State v. Jay

Summarized by:

  • Court: Oregon Court of Appeals
  • Area(s) of Law: Evidence
  • Date Filed: 08-26-2015
  • Case #: A154731
  • Judge(s)/Court Below: Duncan, P.J.; Lagesen, J.; and Flynn, J., for the Court.

A prosecutor's mention of questions that an arresting officer asked Defendant during the arrest are considered sufficiently incidental to statements made by Defendant. Accordingly, they are properly excluded from evidence.

During a traffic stop, Defendant was asked if she had been using drugs. Defendant replied to these questions stating her right to remain silent. Defendant was arrested and accused of driving under the influence of intoxicants (DUII).
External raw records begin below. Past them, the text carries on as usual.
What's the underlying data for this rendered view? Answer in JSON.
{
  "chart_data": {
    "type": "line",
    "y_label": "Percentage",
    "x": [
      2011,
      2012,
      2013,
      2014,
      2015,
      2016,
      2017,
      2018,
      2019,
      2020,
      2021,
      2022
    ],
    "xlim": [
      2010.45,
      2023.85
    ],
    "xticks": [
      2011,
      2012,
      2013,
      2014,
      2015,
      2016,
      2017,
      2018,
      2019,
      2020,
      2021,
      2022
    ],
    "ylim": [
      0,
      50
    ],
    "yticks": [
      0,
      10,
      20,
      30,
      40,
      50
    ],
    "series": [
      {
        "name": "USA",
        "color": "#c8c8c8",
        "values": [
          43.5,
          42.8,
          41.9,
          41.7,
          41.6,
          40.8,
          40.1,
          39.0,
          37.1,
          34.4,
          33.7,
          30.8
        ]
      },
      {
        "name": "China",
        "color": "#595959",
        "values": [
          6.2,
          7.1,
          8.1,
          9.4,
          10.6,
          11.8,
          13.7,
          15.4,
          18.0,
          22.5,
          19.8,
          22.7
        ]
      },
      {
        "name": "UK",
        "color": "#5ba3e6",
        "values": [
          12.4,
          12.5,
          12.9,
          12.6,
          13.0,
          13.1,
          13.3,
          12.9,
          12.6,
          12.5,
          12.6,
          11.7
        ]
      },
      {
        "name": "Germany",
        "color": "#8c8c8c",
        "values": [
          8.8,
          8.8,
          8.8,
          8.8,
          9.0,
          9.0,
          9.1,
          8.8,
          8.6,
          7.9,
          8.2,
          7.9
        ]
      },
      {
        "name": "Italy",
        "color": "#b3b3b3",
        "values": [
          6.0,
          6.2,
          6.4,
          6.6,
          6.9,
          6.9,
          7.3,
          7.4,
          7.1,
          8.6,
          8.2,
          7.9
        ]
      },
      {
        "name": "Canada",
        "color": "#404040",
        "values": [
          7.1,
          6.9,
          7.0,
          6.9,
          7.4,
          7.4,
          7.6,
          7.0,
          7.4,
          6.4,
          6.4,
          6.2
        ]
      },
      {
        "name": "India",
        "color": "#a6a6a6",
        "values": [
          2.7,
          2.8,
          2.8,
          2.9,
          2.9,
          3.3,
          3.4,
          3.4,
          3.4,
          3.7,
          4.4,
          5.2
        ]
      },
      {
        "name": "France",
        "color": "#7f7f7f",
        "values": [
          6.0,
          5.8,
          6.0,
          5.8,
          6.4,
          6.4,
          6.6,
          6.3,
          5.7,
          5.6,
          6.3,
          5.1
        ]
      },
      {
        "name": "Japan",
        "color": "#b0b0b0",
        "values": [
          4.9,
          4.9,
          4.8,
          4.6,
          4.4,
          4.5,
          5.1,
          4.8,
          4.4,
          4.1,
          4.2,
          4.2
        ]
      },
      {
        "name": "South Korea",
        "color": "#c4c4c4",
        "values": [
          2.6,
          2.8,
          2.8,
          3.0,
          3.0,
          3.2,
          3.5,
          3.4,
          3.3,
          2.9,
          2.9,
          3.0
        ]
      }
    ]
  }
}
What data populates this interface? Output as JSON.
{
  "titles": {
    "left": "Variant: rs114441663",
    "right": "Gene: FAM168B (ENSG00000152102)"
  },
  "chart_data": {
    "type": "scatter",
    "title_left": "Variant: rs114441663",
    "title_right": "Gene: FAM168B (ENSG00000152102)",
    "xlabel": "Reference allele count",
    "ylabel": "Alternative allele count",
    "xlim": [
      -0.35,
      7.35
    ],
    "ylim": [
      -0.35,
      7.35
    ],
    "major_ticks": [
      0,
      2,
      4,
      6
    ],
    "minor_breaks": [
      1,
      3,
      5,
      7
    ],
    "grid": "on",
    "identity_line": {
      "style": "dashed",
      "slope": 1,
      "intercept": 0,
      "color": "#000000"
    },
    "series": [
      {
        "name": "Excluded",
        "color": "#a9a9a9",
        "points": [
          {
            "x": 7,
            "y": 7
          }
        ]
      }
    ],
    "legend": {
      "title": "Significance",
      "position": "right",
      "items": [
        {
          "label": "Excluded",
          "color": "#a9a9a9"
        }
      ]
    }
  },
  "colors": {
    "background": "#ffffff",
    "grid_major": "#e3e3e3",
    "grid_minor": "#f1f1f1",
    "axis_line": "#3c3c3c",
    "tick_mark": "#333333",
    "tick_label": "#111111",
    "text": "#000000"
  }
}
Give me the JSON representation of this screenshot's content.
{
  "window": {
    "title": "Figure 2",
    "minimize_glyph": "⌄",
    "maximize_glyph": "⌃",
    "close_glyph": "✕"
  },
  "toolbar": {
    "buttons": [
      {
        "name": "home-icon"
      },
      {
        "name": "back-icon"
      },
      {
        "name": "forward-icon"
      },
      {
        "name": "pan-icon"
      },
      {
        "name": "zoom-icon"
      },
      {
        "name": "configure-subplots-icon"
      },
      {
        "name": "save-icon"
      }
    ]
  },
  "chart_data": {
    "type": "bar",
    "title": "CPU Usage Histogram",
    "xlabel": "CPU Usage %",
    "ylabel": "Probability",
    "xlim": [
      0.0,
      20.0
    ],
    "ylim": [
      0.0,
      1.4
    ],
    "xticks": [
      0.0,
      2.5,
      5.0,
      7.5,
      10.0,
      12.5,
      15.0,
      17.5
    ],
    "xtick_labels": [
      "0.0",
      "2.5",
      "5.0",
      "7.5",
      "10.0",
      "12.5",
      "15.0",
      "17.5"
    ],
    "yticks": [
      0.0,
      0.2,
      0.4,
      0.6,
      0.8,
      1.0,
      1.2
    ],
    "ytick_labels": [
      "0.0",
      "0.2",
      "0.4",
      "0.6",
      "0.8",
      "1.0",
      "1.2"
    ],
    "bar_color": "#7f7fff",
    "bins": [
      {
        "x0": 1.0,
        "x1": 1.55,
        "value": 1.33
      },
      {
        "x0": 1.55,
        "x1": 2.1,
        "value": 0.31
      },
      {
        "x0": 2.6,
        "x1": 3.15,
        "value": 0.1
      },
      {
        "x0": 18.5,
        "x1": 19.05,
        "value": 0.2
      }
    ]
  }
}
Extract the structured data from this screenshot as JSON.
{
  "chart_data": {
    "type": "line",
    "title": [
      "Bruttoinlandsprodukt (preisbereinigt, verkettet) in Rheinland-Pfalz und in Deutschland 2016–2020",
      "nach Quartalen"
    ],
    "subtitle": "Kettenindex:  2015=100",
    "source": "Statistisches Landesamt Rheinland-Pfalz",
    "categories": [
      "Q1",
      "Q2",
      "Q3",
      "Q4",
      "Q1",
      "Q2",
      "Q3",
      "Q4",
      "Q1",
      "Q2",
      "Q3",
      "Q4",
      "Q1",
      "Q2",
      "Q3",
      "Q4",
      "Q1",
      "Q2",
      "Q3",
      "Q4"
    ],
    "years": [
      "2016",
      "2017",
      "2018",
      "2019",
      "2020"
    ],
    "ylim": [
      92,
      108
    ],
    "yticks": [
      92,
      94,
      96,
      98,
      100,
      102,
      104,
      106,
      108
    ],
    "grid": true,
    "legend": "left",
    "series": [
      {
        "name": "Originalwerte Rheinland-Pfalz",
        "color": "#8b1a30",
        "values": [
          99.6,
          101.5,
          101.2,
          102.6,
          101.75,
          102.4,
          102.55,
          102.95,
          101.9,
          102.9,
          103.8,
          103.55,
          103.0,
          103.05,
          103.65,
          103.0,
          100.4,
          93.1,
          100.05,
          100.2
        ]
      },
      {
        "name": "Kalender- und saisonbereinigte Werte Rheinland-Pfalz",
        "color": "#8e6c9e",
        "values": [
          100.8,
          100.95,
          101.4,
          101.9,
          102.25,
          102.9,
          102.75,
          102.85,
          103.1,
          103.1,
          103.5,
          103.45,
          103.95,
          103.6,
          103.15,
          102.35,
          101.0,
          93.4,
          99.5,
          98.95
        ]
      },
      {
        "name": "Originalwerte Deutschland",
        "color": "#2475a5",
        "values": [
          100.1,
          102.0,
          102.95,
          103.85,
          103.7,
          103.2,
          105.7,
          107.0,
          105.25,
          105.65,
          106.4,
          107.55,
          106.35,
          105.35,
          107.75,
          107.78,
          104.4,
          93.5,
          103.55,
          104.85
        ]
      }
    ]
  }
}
After being taken into custody, Defendant made further statements unrelated to her right to remain silent. Before trial, Defendant successfully moved to exclude the statements she made during the arrest; Defendant did not object to the admission of the statements she made while in custody. Defendant objected to the prosecutor’s opening statements, which she argued portrayed a false timeline of when her statements were uttered. Defendant proposed a curative jury instruction, but the trial court refused. Defendant was convicted of DUII. Defendant appealed, arguing that the trial court erred in refusing to give the requested instruction; Defendant argued that the prosector’s opening statement distracted the jury in violation of the Oregon Constitution and the United States Constitution. Defendant also argued that the trial court denied her motion in limine by allowing in the arresting officer’s questions addressed to her during the traffic stop. The Oregon Court of Appeals distinguished Defendant’s case from Ragland, in which “the prosecutor’s comment on defendant’s silence was . . . the striking point of the prosecutor’s credibility attack on defendant’s account at trial.” The Court held that, in Defendant’s case, Defendant’s statements were more incidental than the standard set forth in Ragland, and therefore held that the trial court did not err in refusing Defendant’s requested instruction. AFFIRMED.